Head coach Matt McGuirk and assistant head coach Brett Franz are not surprised by Mancl’s achievements. Describing her as a team player and focused competitor, they say she epitomizes the ideal student-athlete. She eats well, trains hard, is committed to her sport, and strives for academic excellence.
“We all have choices to do things the easy way or the best way,” McGuirk says. “She chooses the best way.”
Lay of the Land
When not competing, Mancl works on farms in the Pacific Northwest that promote sustainable food systems through striving for environmental health, economic profitability, and social and economic equity. They adopt such practices as growing organic crops, providing laborers with safe working conditions, and improving water conservation and storage measures.
Mancl began learning about sustainable agriculture nearly two years ago through a College Colloquium Student Research Grant that enabled her to live and work on a farm in Washington’s Olympic Peninsula. There, she tended chickens, picked gooseberries, and slept in a tent for eight weeks.
Her final grant report synthesized her personal experiences with poet Walt Whitman’s views on agriculture. Whitman firmly believed people lead more fulfilling lives by working with the earth — and Mancl agrees.
“For the first time in my life, my relationship with nature had a purpose,” she says about her internship. “I wasn’t just an appreciative observer, I was a participant — in nature and in a community.”
Mancl furthered her education last summer by picking blueberries and managing blueberry pickers at Minto Island Growers, an organic vegetable cooperative farm in Salem.
This coming summer, she will work at 21 Acres, a farming cooperative in Woodinville, Washington, that promotes environmental stewardship, sustainable agriculture and the benefits of growing and eating fresh, organic, local produce and farm products.
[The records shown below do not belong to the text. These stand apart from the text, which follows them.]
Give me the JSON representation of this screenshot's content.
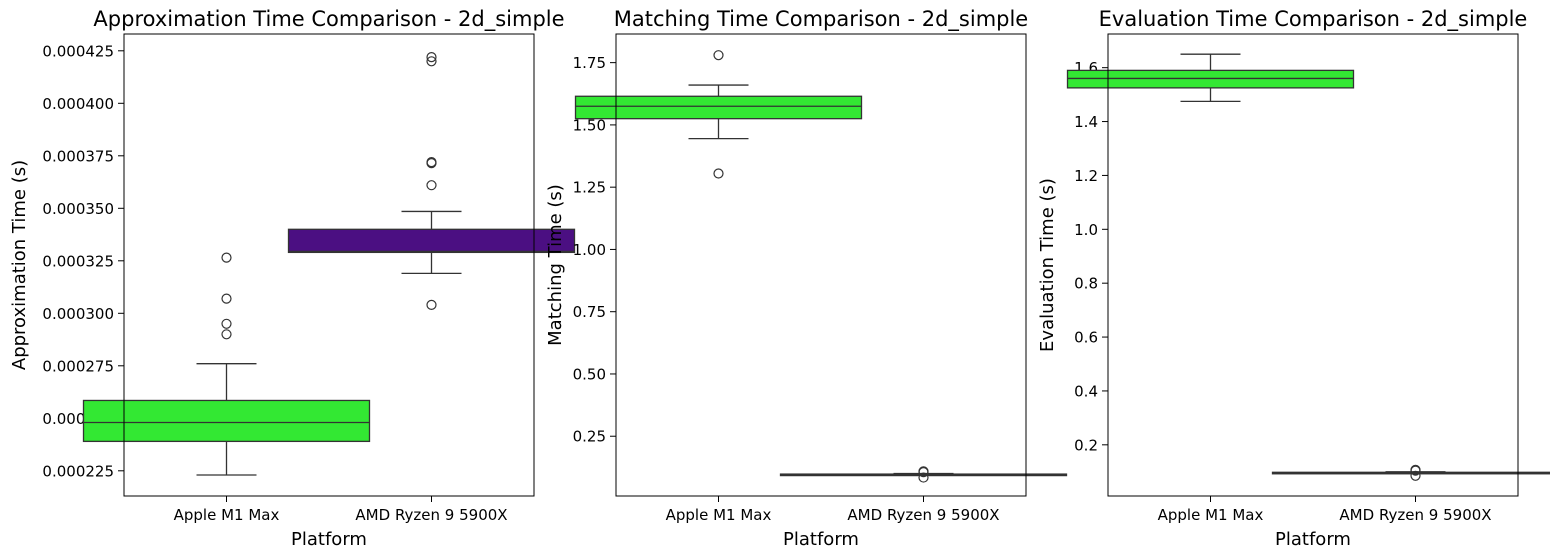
{
  "chart_data": [
    {
      "type": "box",
      "title": "Approximation Time Comparison - 2d_simple",
      "xlabel": "Platform",
      "ylabel": "Approximation Time (s)",
      "categories": [
        "Apple M1 Max",
        "AMD Ryzen 9 5900X"
      ],
      "ylim": [
        0.000213,
        0.000433
      ],
      "yticks": [
        0.000225,
        0.00025,
        0.000275,
        0.0003,
        0.000325,
        0.00035,
        0.000375,
        0.0004,
        0.000425
      ],
      "ytick_labels": [
        "0.000225",
        "0.000250",
        "0.000275",
        "0.000300",
        "0.000325",
        "0.000350",
        "0.000375",
        "0.000400",
        "0.000425"
      ],
      "grid": false,
      "boxes": [
        {
          "category": "Apple M1 Max",
          "color": "#33e833",
          "whislo": 0.000223,
          "q1": 0.000239,
          "med": 0.000248,
          "q3": 0.0002585,
          "whishi": 0.000276,
          "fliers": [
            0.00029,
            0.000295,
            0.000307,
            0.0003265
          ]
        },
        {
          "category": "AMD Ryzen 9 5900X",
          "color": "#4b0f82",
          "whislo": 0.000319,
          "q1": 0.000329,
          "med": 0.0003295,
          "q3": 0.00034,
          "whishi": 0.0003485,
          "fliers": [
            0.000304,
            0.000361,
            0.0003715,
            0.000372,
            0.00042,
            0.000422
          ]
        }
      ]
    },
    {
      "type": "box",
      "title": "Matching Time Comparison - 2d_simple",
      "xlabel": "Platform",
      "ylabel": "Matching Time (s)",
      "categories": [
        "Apple M1 Max",
        "AMD Ryzen 9 5900X"
      ],
      "ylim": [
        0.01,
        1.865
      ],
      "yticks": [
        0.25,
        0.5,
        0.75,
        1.0,
        1.25,
        1.5,
        1.75
      ],
      "ytick_labels": [
        "0.25",
        "0.50",
        "0.75",
        "1.00",
        "1.25",
        "1.50",
        "1.75"
      ],
      "grid": false,
      "boxes": [
        {
          "category": "Apple M1 Max",
          "color": "#33e833",
          "whislo": 1.445,
          "q1": 1.525,
          "med": 1.575,
          "q3": 1.615,
          "whishi": 1.66,
          "fliers": [
            1.305,
            1.78
          ]
        },
        {
          "category": "AMD Ryzen 9 5900X",
          "color": "#4b0f82",
          "whislo": 0.093,
          "q1": 0.095,
          "med": 0.096,
          "q3": 0.098,
          "whishi": 0.1,
          "fliers": [
            0.084,
            0.106,
            0.109
          ]
        }
      ]
    },
    {
      "type": "box",
      "title": "Evaluation Time Comparison - 2d_simple",
      "xlabel": "Platform",
      "ylabel": "Evaluation Time (s)",
      "categories": [
        "Apple M1 Max",
        "AMD Ryzen 9 5900X"
      ],
      "ylim": [
        0.01,
        1.725
      ],
      "yticks": [
        0.2,
        0.4,
        0.6,
        0.8,
        1.0,
        1.2,
        1.4,
        1.6
      ],
      "ytick_labels": [
        "0.2",
        "0.4",
        "0.6",
        "0.8",
        "1.0",
        "1.2",
        "1.4",
        "1.6"
      ],
      "grid": false,
      "boxes": [
        {
          "category": "Apple M1 Max",
          "color": "#33e833",
          "whislo": 1.475,
          "q1": 1.525,
          "med": 1.56,
          "q3": 1.59,
          "whishi": 1.65,
          "fliers": []
        },
        {
          "category": "AMD Ryzen 9 5900X",
          "color": "#4b0f82",
          "whislo": 0.094,
          "q1": 0.095,
          "med": 0.096,
          "q3": 0.098,
          "whishi": 0.1,
          "fliers": [
            0.085,
            0.104,
            0.107
          ]
        }
      ]
    }
  ]
}
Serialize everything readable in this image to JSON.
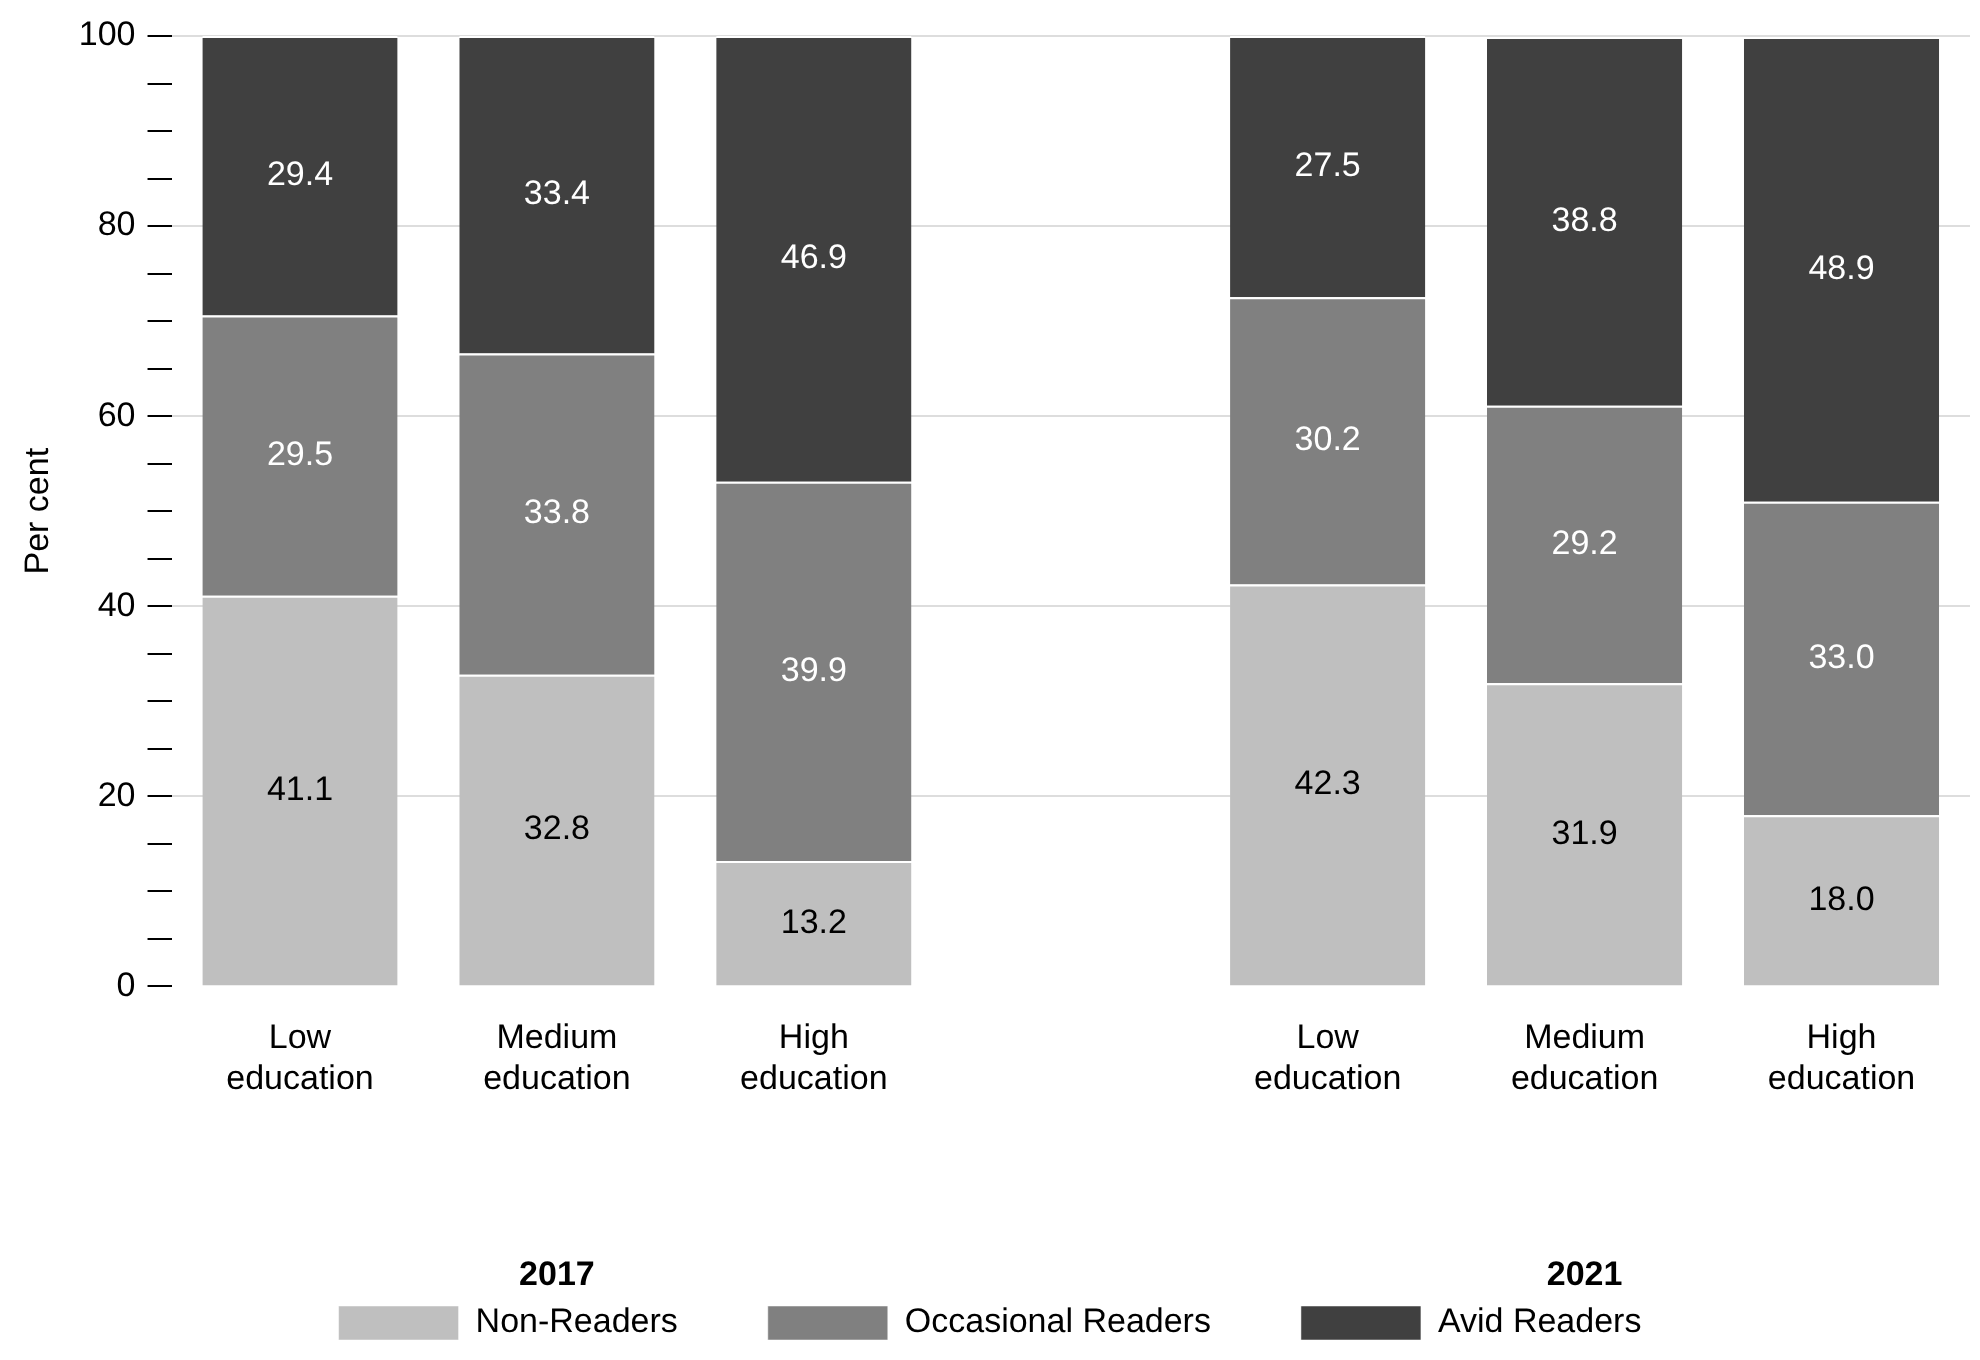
{
  "chart_data": {
    "type": "bar",
    "stacked": true,
    "ylabel": "Per cent",
    "categories": [
      "Low education",
      "Medium education",
      "High education",
      null,
      "Low education",
      "Medium education",
      "High education"
    ],
    "series": [
      {
        "name": "Non-Readers",
        "color": "#bfbfbf",
        "values": [
          41.1,
          32.8,
          13.2,
          null,
          42.3,
          31.9,
          18.0
        ],
        "value_labels": [
          "41.1",
          "32.8",
          "13.2",
          null,
          "42.3",
          "31.9",
          "18.0"
        ]
      },
      {
        "name": "Occasional Readers",
        "color": "#808080",
        "values": [
          29.5,
          33.8,
          39.9,
          null,
          30.2,
          29.2,
          33.0
        ],
        "value_labels": [
          "29.5",
          "33.8",
          "39.9",
          null,
          "30.2",
          "29.2",
          "33.0"
        ]
      },
      {
        "name": "Avid Readers",
        "color": "#404040",
        "values": [
          29.4,
          33.4,
          46.9,
          null,
          27.5,
          38.8,
          48.9
        ],
        "value_labels": [
          "29.4",
          "33.4",
          "46.9",
          null,
          "27.5",
          "38.8",
          "48.9"
        ]
      }
    ],
    "ylim": [
      0,
      100
    ],
    "yticks": [
      0,
      {
        "value": 5,
        "label": null
      },
      {
        "value": 10,
        "label": null
      },
      {
        "value": 15,
        "label": null
      },
      20,
      {
        "value": 25,
        "label": null
      },
      {
        "value": 30,
        "label": null
      },
      {
        "value": 35,
        "label": null
      },
      40,
      {
        "value": 45,
        "label": null
      },
      {
        "value": 50,
        "label": null
      },
      {
        "value": 55,
        "label": null
      },
      60,
      {
        "value": 65,
        "label": null
      },
      {
        "value": 70,
        "label": null
      },
      {
        "value": 75,
        "label": null
      },
      80,
      {
        "value": 85,
        "label": null
      },
      {
        "value": 90,
        "label": null
      },
      {
        "value": 95,
        "label": null
      },
      100
    ],
    "grid": "y",
    "legend": "bottom",
    "annotations": [
      "2017",
      "2021"
    ]
  }
}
During her internship, Mancl hopes to participate in the cooperative’s community outreach efforts.
“I don’t have a desire to become a farmer, but I appreciate the work they do,” says Mancl, who plans to earn a graduate degree in food systems or agronomy. “Sustainable food systems are a part of their lives, and that’s so inspirational for me.”
Impressed by Mancl’s tenacity, biology professor Briana Lindh is confident Mancl will achieve whatever goals she sets.
“Olivia’s determination has allowed her to succeed at so many things simultaneously,” she says. “She has a backbone of steel.”
Mancl says she’s grateful for the continued support from her coaches, professors and teammates, who’ve each played a role in her personal growth. They are a big part of why she’s treasured her time at Willamette.
“I really value the connections I’ve made here,” she says. “My team became my immediate family, and I’ve been blown away by how the professors care about their students as individuals. Sometimes, I take this for granted.”